Physical charateristics

Large, mostly bicoloured kite. Overall white head (pearl grey crown and sides of head hard to notice in the field). Blackish above with white feather tips on the mantle, scapullars, secondaries, and inner primaries. White below. White underwing-coverts and white leading edge of the wings are both very noticeable in the field and diagnostic. Tail ashy-white with black subterminal band and whitish tip. Some birds present two black bands in the undertail.

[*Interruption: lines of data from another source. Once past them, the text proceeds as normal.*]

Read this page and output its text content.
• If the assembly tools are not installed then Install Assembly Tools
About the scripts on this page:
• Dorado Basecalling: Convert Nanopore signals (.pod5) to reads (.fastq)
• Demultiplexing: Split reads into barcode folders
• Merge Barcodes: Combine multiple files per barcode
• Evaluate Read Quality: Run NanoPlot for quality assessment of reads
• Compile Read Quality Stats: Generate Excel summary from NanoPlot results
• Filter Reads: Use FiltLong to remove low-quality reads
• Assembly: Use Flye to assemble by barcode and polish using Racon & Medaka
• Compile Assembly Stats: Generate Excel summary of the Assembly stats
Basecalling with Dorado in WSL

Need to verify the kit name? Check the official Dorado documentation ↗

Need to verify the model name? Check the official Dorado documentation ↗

Very similar to more widely distributed Grey-headed Kite L. cayanensis from which differs on white head and leading edge to wings and white underwing coverts. Light-morph, juvenile Grey-headeds are browner above and have black crowns (grey in intermediate stages of first pre-basic moult), and feathers in the upperside have dark tips. In White-necked Hawk Leucopternis lacernulatus primaries reach tail tip on perched birds. They soar in a strong dihedral and show a dark band on the trailing edge to the wings. Mantled Hawk Leucopternis polionotus have shorter tails almost completely white, and broader, more pointed wings show a noticeable white trailing edge. Ubiquitous Short-tailed Hawk Buteo brachyurus have pointed wings and multi-banded tail pattern. Wings reach tail tip in perched birds, and the sides of the head are slate-coloured.

Listen to the sound of White-collared Kite

[audio:http://www.planetofbirds.com/MASTER/ACCIPITRIFORMES/Accipitridae/sounds/White-collared Kite.mp3]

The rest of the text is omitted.